6. CAN policy – updates

6.1 Policy update: novel food regulations in Canada and recent guidance updates

Canada provided an update on its novel food regulations and recent guidance updates. Canada and the EU discussed how to manage stakeholder concerns related to novel foods, and Canada highlighted the importance of making references to the science behind the decision making process. On the topic of transparency, Health Canada pointed to the database of novel products, which has been well received and utilized by Canadian industry stakeholders.

6.2 Policy update: Canadian efforts to update guidance related to Seeds Regulations

CFIA provided an overview of efforts to update guidance related to Seeds Regulation, placing emphasis on the fact that there are no expected regulatory changes but rather just guidance that will provide greater clarity to industry and developers.

6.3 Policy update: Update to recent guidance for Feed Regulation

Canada shared that a consultation process will soon begin, and that the guidance will aim at providing new categories that align with HC guidance for food. A publication of the guidance is expected in 2023.

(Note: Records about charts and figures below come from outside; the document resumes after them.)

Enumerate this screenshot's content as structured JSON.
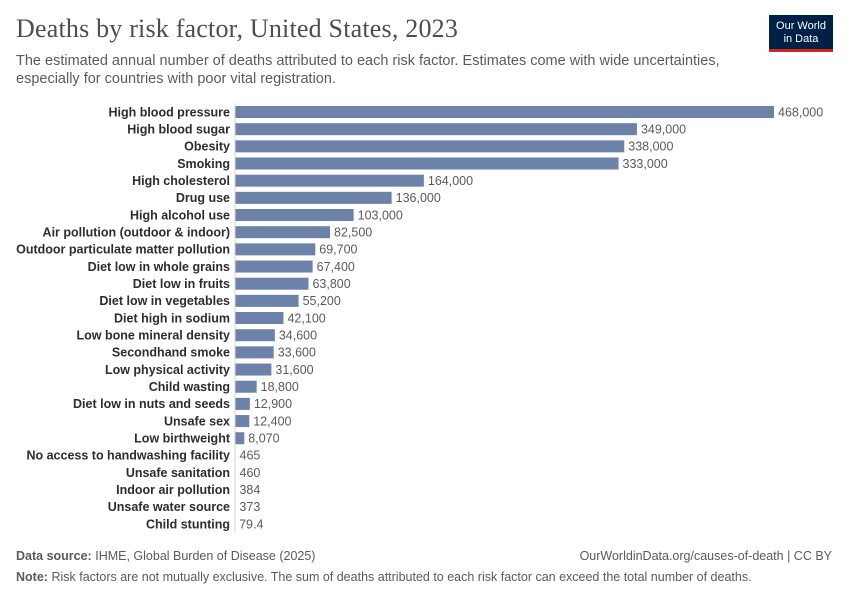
{
  "header": {
    "title": "Deaths by risk factor, United States, 2023",
    "subtitle": "The estimated annual number of deaths attributed to each risk factor. Estimates come with wide uncertainties, especially for countries with poor vital registration."
  },
  "logo": {
    "line1": "Our World",
    "line2": "in Data"
  },
  "footer": {
    "source_label": "Data source:",
    "source_text": "IHME, Global Burden of Disease (2025)",
    "url_text": "OurWorldinData.org/causes-of-death | CC BY",
    "note_label": "Note:",
    "note_text": "Risk factors are not mutually exclusive. The sum of deaths attributed to each risk factor can exceed the total number of deaths."
  },
  "colors": {
    "bar": "#6d82a8",
    "axis": "#d6d6d6",
    "label": "#2d2d2d",
    "value": "#5b5b5b"
  },
  "chart_data": {
    "type": "bar",
    "orientation": "horizontal",
    "categories": [
      "High blood pressure",
      "High blood sugar",
      "Obesity",
      "Smoking",
      "High cholesterol",
      "Drug use",
      "High alcohol use",
      "Air pollution (outdoor & indoor)",
      "Outdoor particulate matter pollution",
      "Diet low in whole grains",
      "Diet low in fruits",
      "Diet low in vegetables",
      "Diet high in sodium",
      "Low bone mineral density",
      "Secondhand smoke",
      "Low physical activity",
      "Child wasting",
      "Diet low in nuts and seeds",
      "Unsafe sex",
      "Low birthweight",
      "No access to handwashing facility",
      "Unsafe sanitation",
      "Indoor air pollution",
      "Unsafe water source",
      "Child stunting"
    ],
    "values": [
      468000,
      349000,
      338000,
      333000,
      164000,
      136000,
      103000,
      82500,
      69700,
      67400,
      63800,
      55200,
      42100,
      34600,
      33600,
      31600,
      18800,
      12900,
      12400,
      8070,
      465,
      460,
      384,
      373,
      79.4
    ],
    "value_labels": [
      "468,000",
      "349,000",
      "338,000",
      "333,000",
      "164,000",
      "136,000",
      "103,000",
      "82,500",
      "69,700",
      "67,400",
      "63,800",
      "55,200",
      "42,100",
      "34,600",
      "33,600",
      "31,600",
      "18,800",
      "12,900",
      "12,400",
      "8,070",
      "465",
      "460",
      "384",
      "373",
      "79.4"
    ],
    "xlim": [
      0,
      468000
    ]
  }
}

7. Updates on international activities

Canada highlighted that the 8th Meeting of the Global low level Presence Initiative (GLI) took place in March 2022 and expressed gratitude for the EC’s attendance at past events. Canada also invited the EU to attend a webinar that Canada will be hosting under the APEC High Level Policy Dialogue on Agricultural Biotechnology (HLPDAB) in November 2022. The webinar will outline the activities carried out by Canadian regulators to date for the purpose of developing new guidance focused on plant breeding, including those developed through gene editing, in order to enhance clarity and predictability surrounding the oversight of these products. Canada committed to sharing details on the upcoming webinar with the EU after the dialogue.

8. Any other business

On the topic of an intersessional meeting, Canada once again reiterated its interest in having more recurrent (perhaps shorter) meetings to discuss technical issues related to biotechnology. The EC indicated it would discuss internally and come back on this proposal.

Closing remarks:

Canada appreciated the possibility to include in the agenda some more detailed technical discussion and reiterated the possibility of an intersessional technical meeting, thus allowing for a shorter and more efficient Dialogue.

During the closing remarks, both delegations expressed gratitude for the open dialogue and opportunity to exchange information.